Почти луна | страница 13



— Невероятно, — сказала я себе и услышала, как глухое эхо моих слов отскочило от зеленого с золотистым линолеума.

Мне хотелось выбежать и рассказать матери о звонке, но когда я посмотрела через застекленную дверь, то увидела, как мармеладный кот стоит на ее груди и, точно котенок, играет с ленточкой в косе.

Внутри меня ребенок, готовый защищать мать, метнулся к застекленной двери, чтобы согнать мармеладного кота с крыльца, и все же, глядя, как покрытый рубцами зверюга, которого мать привыкла называть Шалунишкой, всем весом навалился ей на грудь и тарабанит передними лапами по косе, завязанной ленточкой, я не смогла пошевелиться.

Наконец, после стольких лет, жизнь матери потушили, и не кто-нибудь, а я — точно так же, как могла бы потушить оплывший фитиль еще целой, но задутой свечи.

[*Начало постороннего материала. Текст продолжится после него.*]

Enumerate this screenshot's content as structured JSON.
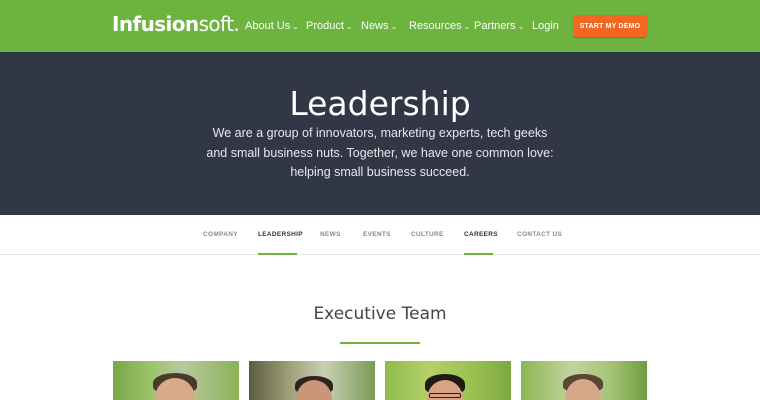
{
  "header": {
    "logo": {
      "bold": "Infusion",
      "light": "soft."
    },
    "nav": [
      {
        "label": "About Us",
        "chevron": true
      },
      {
        "label": "Product",
        "chevron": true
      },
      {
        "label": "News",
        "chevron": true
      },
      {
        "label": "Resources",
        "chevron": true
      },
      {
        "label": "Partners",
        "chevron": true
      },
      {
        "label": "Login",
        "chevron": false
      }
    ],
    "cta_label": "START MY DEMO",
    "colors": {
      "brand_green": "#6db33f",
      "cta_orange": "#f26722"
    }
  },
  "hero": {
    "title": "Leadership",
    "lines": [
      "We are a group of innovators, marketing experts, tech geeks",
      "and small business nuts. Together, we have one common love:",
      "helping small business succeed."
    ],
    "background": "#323746"
  },
  "subnav": {
    "items": [
      {
        "label": "COMPANY",
        "active": false
      },
      {
        "label": "LEADERSHIP",
        "active": true
      },
      {
        "label": "NEWS",
        "active": false
      },
      {
        "label": "EVENTS",
        "active": false
      },
      {
        "label": "CULTURE",
        "active": false
      },
      {
        "label": "CAREERS",
        "active": true
      },
      {
        "label": "CONTACT US",
        "active": false
      }
    ]
  },
  "section": {
    "title": "Executive Team"
  }
}
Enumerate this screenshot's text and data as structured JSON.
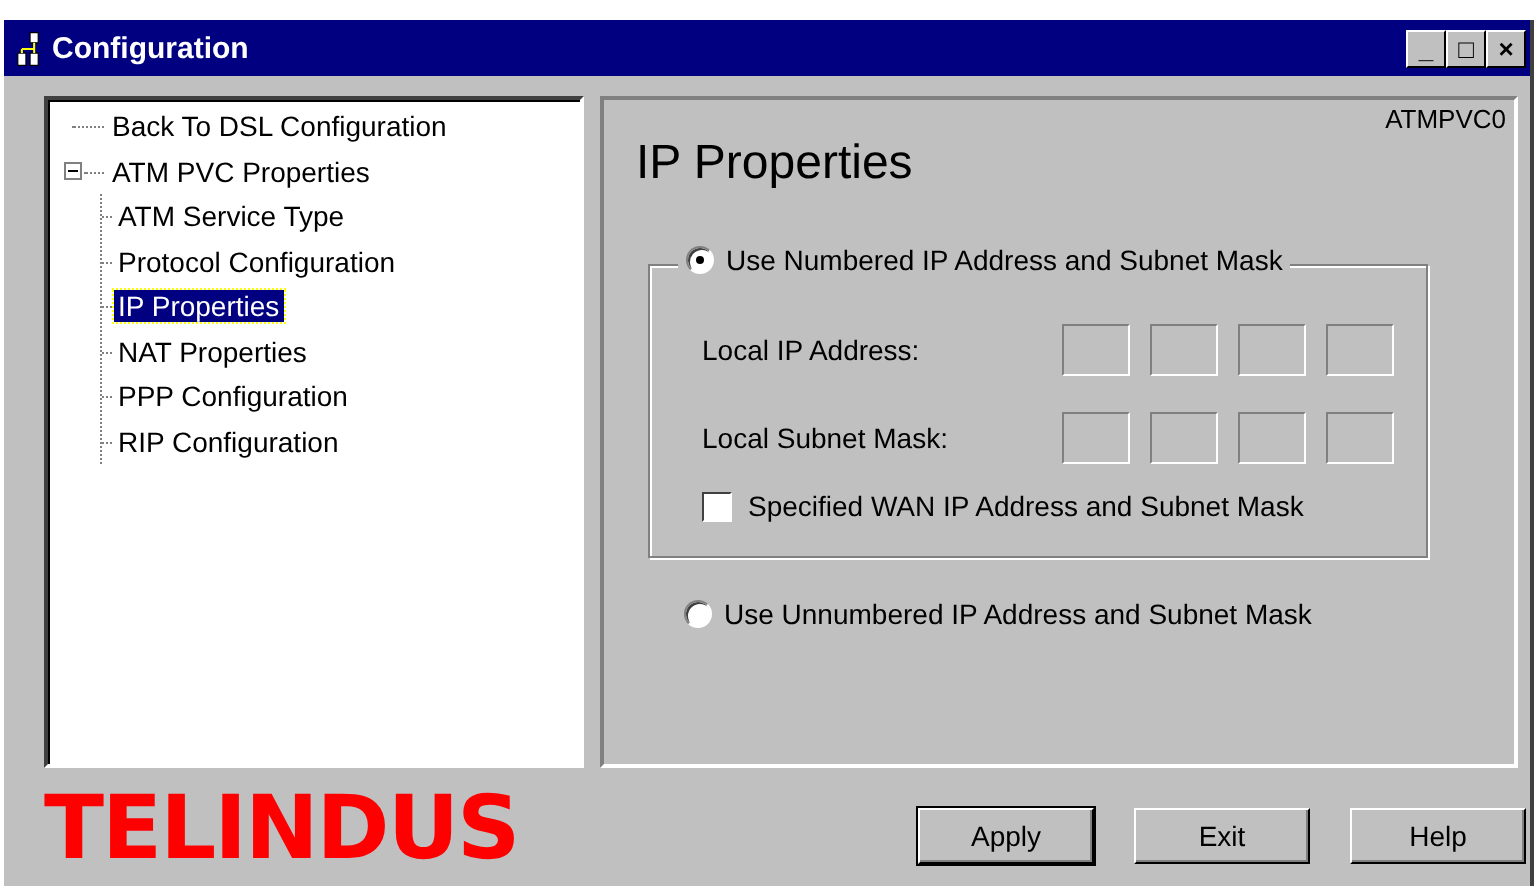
{
  "window": {
    "title": "Configuration",
    "controls": [
      "_",
      "□",
      "×"
    ]
  },
  "tree": [
    {
      "label": "Back To DSL Configuration",
      "selected": false
    },
    {
      "label": "ATM PVC Properties",
      "selected": false,
      "expanded": true,
      "children": [
        {
          "label": "ATM Service Type",
          "selected": false
        },
        {
          "label": "Protocol Configuration",
          "selected": false
        },
        {
          "label": "IP Properties",
          "selected": true
        },
        {
          "label": "NAT Properties",
          "selected": false
        },
        {
          "label": "PPP Configuration",
          "selected": false
        },
        {
          "label": "RIP Configuration",
          "selected": false
        }
      ]
    }
  ],
  "panel": {
    "tag": "ATMPVC0",
    "heading": "IP Properties",
    "numbered": {
      "label": "Use Numbered IP Address and Subnet Mask",
      "selected": true
    },
    "fields": [
      {
        "label": "Local IP Address:"
      },
      {
        "label": "Local Subnet Mask:"
      }
    ],
    "wan_checkbox": {
      "label": "Specified WAN IP Address and Subnet Mask",
      "checked": false
    },
    "unnumbered": {
      "label": "Use Unnumbered IP Address and Subnet Mask",
      "selected": false
    }
  },
  "logo": "TELINDUS",
  "buttons": [
    {
      "label": "Apply",
      "default": true
    },
    {
      "label": "Exit",
      "default": false
    },
    {
      "label": "Help",
      "default": false
    }
  ]
}
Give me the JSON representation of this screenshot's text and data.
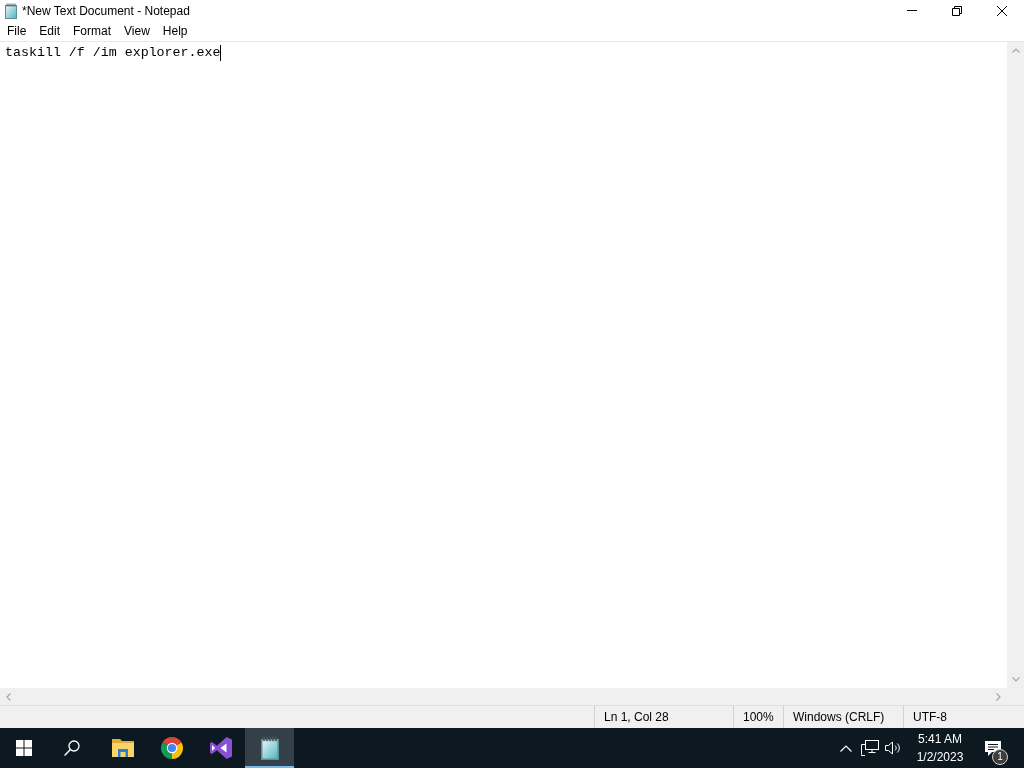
{
  "window": {
    "title": "*New Text Document - Notepad"
  },
  "menu": [
    "File",
    "Edit",
    "Format",
    "View",
    "Help"
  ],
  "editor": {
    "text": "taskill /f /im explorer.exe"
  },
  "status_bar": [
    "Ln 1, Col 28",
    "100%",
    "Windows (CRLF)",
    "UTF-8"
  ],
  "taskbar": {
    "buttons": [
      {
        "kind": "start",
        "selected": false
      },
      {
        "kind": "search",
        "selected": false
      },
      {
        "kind": "folder",
        "selected": false
      },
      {
        "kind": "browser",
        "selected": false
      },
      {
        "kind": "ide",
        "selected": false
      },
      {
        "kind": "notepad",
        "selected": true
      }
    ],
    "tray": {
      "time": "5:41 AM",
      "date": "1/2/2023",
      "notifications": "1"
    }
  }
}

За несколько минут, в которые она боролась за глоток воздуха, сбылась моя заветная мечта.

Мармеладный кот играл с ленточкой в ее волосах, пока та не развязалась и не взмыла в воздух, чтобы приземлиться на ее лицо. И когда красная лента легла на щеку, а кошачьи когти потянулись схватить ее, я засунула кулак себе в рот, чтобы придушить крик.

ТРИ

Я сидела на полу кухни. Тело лежало за дверью. Я подумала, не зажечь ли фонарь, но не стала. Представляла, будто говорю соседям: «Поглядите. Вот как все кончается».

Хотя на самом деле все не так. Как и моя мать, я всегда была убеждена, что есть они и есть мы. Они — счастливые, нормальные люди, мы — совершенно пропащие.

Однажды, когда мне было шестнадцать, я выплеснула воду ей в лицо. А перестав говорить с ней, обезоружила больше, чем тогда, когда пыталась выучить язык извинений. Одним из самых беспомощных моментов моей жизни был тот, когда я наблюдала, как она признает, что была не права. Мне хотелось спасти ее, броситься говорить о химии, которую мы проходили в старших классах, о заваленном недавно экзамене по алгебре. Заполнить немые мгновения, в которые она ковыряла носком край ковра спальни, а я сидела на стуле и сдерживалась.

Внезапно через густую изгородь, которая шла вкруг двора матери, я заметила, как на улицу вышел Карл Флетчер с тарелкой мяса. Когда хлопнула его застекленная дверь и он медленно спустился по трем деревянным ступенькам на лужайку — в одной руке пиво, в другой — переносное радио, настроенное на спортивный канал Дабл-ю-ай-пи, — я представила кольцо факелов «тики»[7] и трясущихся белых людей в набедренных повязках, которые высоко поднимают останки матери на специальный, заказанный по каталогу всепогодный погребальный костер.